少年がそれを受け取った直後、火燕が…その少年の、腕を掴んだ。
「えっ?……ど、どうか、しましたか?」
「……ウチの子に何か?」
怪訝そうな顔を見せる、2人の少年。それに注視して、水雀も気付いた。
……少年の首筋。ゆるめられたネクタイの陰に見え隠れする、数字。
「「XIV……君も、呪われた子なのか。」」


「驚かせてゴメンネ、タッジオ=アンシェンベル君。この呪いについてどれほど知ってる?」
「…僕が呪われているという話自体、初めて聞きます。」
「そっか。じゃあまずはこの呪いの軽い説明と……それと。」
店の奥の4人席に通された、タッジオという少年と黒ずくめの少年。火燕と水雀が厨房に目を向けた。

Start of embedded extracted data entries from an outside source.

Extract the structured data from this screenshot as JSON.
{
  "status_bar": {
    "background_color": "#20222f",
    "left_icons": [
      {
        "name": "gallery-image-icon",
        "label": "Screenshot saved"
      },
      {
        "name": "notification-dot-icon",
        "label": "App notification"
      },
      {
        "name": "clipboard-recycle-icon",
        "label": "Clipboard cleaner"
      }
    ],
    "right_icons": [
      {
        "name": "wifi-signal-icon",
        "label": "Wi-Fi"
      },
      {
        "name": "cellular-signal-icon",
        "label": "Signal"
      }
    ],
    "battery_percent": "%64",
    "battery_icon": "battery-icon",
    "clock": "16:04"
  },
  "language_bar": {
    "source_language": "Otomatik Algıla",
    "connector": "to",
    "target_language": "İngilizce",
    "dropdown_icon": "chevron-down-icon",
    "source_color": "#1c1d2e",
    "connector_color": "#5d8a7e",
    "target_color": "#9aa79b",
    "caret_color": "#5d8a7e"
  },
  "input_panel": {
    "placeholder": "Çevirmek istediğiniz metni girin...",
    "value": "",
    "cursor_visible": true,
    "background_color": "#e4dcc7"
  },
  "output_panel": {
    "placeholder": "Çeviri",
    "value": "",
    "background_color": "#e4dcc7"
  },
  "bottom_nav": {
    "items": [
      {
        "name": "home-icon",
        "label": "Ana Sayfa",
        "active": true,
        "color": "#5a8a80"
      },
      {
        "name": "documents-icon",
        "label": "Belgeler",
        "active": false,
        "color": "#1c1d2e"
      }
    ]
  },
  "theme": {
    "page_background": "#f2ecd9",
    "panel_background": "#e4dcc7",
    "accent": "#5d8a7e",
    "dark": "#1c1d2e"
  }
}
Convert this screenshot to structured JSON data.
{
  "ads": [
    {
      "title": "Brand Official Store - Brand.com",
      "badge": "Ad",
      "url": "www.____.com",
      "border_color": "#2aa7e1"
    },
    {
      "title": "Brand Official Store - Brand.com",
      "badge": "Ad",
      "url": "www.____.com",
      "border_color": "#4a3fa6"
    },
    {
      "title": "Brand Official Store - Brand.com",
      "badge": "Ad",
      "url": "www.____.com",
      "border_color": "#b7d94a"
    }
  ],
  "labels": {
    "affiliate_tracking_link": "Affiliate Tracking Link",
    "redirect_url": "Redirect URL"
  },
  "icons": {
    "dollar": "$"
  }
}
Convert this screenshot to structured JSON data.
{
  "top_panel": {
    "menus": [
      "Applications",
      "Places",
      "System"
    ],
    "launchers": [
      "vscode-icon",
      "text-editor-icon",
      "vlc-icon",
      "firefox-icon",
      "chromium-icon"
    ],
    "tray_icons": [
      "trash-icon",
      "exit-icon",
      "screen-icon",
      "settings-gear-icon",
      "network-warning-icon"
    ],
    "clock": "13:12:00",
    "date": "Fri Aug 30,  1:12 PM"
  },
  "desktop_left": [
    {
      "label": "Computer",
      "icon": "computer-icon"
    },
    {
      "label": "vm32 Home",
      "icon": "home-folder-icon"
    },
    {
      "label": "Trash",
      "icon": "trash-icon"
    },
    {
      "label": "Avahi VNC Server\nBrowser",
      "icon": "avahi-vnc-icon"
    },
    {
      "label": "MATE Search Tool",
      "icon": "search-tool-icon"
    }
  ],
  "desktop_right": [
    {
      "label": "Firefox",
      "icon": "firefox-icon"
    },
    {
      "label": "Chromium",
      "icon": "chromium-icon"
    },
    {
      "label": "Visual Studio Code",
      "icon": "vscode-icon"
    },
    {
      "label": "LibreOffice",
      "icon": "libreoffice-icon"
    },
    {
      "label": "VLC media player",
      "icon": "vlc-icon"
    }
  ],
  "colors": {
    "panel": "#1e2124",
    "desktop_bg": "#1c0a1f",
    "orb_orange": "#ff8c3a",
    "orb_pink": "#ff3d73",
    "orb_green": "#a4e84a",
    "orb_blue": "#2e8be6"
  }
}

「「……別に隠すことじゃないし、盗み聞きしなくても教えるよ、友誓、龍虎。」」
「あ、バレてた?……オレも初耳だぞ、火燕、水雀。『君も』ってことは、お前らもだろう。」
「「そうだよ。まぁ、ボクラもあんまり詳しいことは知らないけどね。」」
双子が、上着を脱ぐ。それぞれの右腕と左腕に、"VI"の文字が在った。
「基本はタロットだよ。……この呪いが、タロットの起源とも言われてる。」
「…まぁ実際のところは逆にタロット見た術者が面白がって作ったんだと思うけど。」
タッジオが、自分の首筋を押さえる。XIV、タロットならば…『節制』。
「「ボクラの呪いは『結合』。君の呪いは……確か、『浄化』だったかな?」」
「……『浄化』?」
「「呪いったって、全てが害を為すわけじゃないさ。……君の呪いは誇って良いよ。」」
にっこりと笑う、双子。その笑みを見て…タッジオが、小さく俯いた。
「その言い方……自分は誇ることの出来ない呪いだ…ってことに聞こえるよ。」
ロンが呟く。ユーセーも、タッジオも、黒ずくめの少年も……それに気付いている。
「「皆には教えておこうか。ボクラの呪い、『結合』は……」」


「今日はウチの馬鹿が引き止めて悪かったな。桃マン1個おまけしとくよ、タッジオ君。」
ユーセーが、タッジオの持つ袋の中にもう一つ桃マンを入れる。
タッジオが少しだけ首を振って、そして礼のように頭を下げた。
……その首筋は、ネクタイが締められてもう見えない。
「……あの!……また来ても、良いですか?」
タッジオの言葉に、ロンとユーセーが顔を見合わせる。そして、奥の双子を見た。
…火燕と水雀が、視線に気付き振り向く。